VBA .getElementsByTagName()不返回元素

时间:2019-02-10 04:08:39

标签: excel vba web-scraping

我正在尝试读取betfair上的EPL的投注数据。当我运行以下子程序时,elements.Length返回0。

Sub PullBetfair()

    ' SOCCER
    Const soccerEPL  As String = "https://www.betfair.com.au/exchange/plus/football/competition/10932509"   ' EPL

    ' DECLARE INTERNET EXPLORER
    Dim ie As New InternetExplorer
    ie.Visible = False

    ' NAVIGATE TO URL
    ie.navigate soccerEPL

    ' LOOP UNTIL NAVIGATION COMPLETE
    Do
        DoEvents
    Loop Until ie.readyState = READYSTATE_COMPLETE

    ' COLLECT HTML DOCUMENT
    Dim html As HTMLDocument
    Set html = ie.document

    ' CREATE COLLECTION OF ELEMENTS
    Dim elements As IHTMLElementCollection

    Set elements = html.getElementsByTagName("section")
    Debug.Print elements.Length

    ie.Quit
    Set ie = Nothing
End Sub

我已使用此方法从ladbrokes等其他站点成功收集了数据,但此站点未成功收集

我在另一个网站上看到了一些有关框架的内容。 HTML对我来说是新的,所以我不太了解它在说什么。

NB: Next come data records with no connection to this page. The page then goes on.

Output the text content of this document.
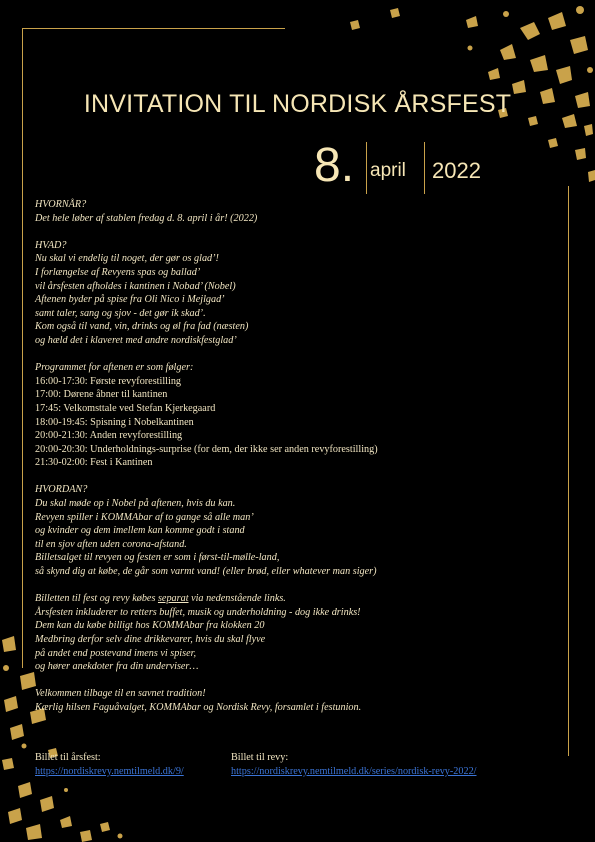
INVITATION TIL NORDISK ÅRSFEST
8. april 2022
HVORNÅR?
Det hele løber af stablen fredag d. 8. april i år! (2022)
HVAD?
Nu skal vi endelig til noget, der gør os glad’!
I forlængelse af Revyens spas og ballad’
vil årsfesten afholdes i kantinen i Nobad’ (Nobel)
Aftenen byder på spise fra Oli Nico i Mejlgad’
samt taler, sang og sjov - det gør ik skad’.
Kom også til vand, vin, drinks og øl fra fad (næsten)
og hæld det i klaveret med andre nordiskfestglad’
Programmet for aftenen er som følger:
16:00-17:30: Første revyforestilling
17:00: Dørene åbner til kantinen
17:45: Velkomsttale ved Stefan Kjerkegaard
18:00-19:45: Spisning i Nobelkantinen
20:00-21:30: Anden revyforestilling
20:00-20:30: Underholdnings-surprise (for dem, der ikke ser anden revyforestilling)
21:30-02:00: Fest i Kantinen
HVORDAN?
Du skal møde op i Nobel på aftenen, hvis du kan.
Revyen spiller i KOMMAbar af to gange så alle man’
og kvinder og dem imellem kan komme godt i stand
til en sjov aften uden corona-afstand.
Billetsalget til revyen og festen er som i først-til-mølle-land,
så skynd dig at købe, de går som varmt vand! (eller brød, eller whatever man siger)
Billetten til fest og revy købes separat via nedenstående links.
Årsfesten inkluderer to retters buffet, musik og underholdning - dog ikke drinks!
Dem kan du købe billigt hos KOMMAbar fra klokken 20
Medbring derfor selv dine drikkevarer, hvis du skal flyve
på andet end postevand imens vi spiser,
og hører anekdoter fra din underviser…
Velkommen tilbage til en savnet tradition!
Kærlig hilsen Faguåvalget, KOMMAbar og Nordisk Revy, forsamlet i festunion.
Billet til årsfest:
https://nordiskrevy.nemtilmeld.dk/9/
Billet til revy:
https://nordiskrevy.nemtilmeld.dk/series/nordisk-revy-2022/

我还尝试使用.getElementsByClassName来收集元素,但没有成功。

一个理想的答案也许可以解释层次结构,这样我就可以理解如何深入研究要读取的表行。

非常感谢

3 个答案:

答案 0 :(得分:2)

以下内容对长度使用适当的等待和定时循环测试。

Option Explicit  
Public Sub TestForTags()
    Dim ie As New InternetExplorer, sections As Object, t As Date
     Const MAX_WAIT_SEC As Long = 10
    With ie
        .Visible = True
        .Navigate2 "https://www.betfair.com.au/exchange/plus/football/competition/10932509"
        While .Busy Or .readyState < 4: DoEvents: Wend
         t = Timer
        Do
            Set sections = ie.document.querySelectorAll("section")
            If Timer - t > MAX_WAIT_SEC Then Exit Do
        Loop While sections.Length = 0

        Debug.Print sections.Length
        Stop '<== Delete me later
        '.Quit
    End With
End Sub

sections是一个节点列表,因此使用For i = 0 To sections.Length -1并由.item(i).innerText访问节点。您可以滑动并使用Set sections = .document.getElementsByTagName("section"),然后使用“ For Each”。

答案 1 :(得分:1)

我不是专家,但是我根据您的代码苦苦挣扎。这是我的小调整,它似乎可以正常运行,但不如预期的那样,如果IE未准备好,代码将崩溃。如果您可以结合其他人关于测试IE是否准备就绪的答案,那就太好了。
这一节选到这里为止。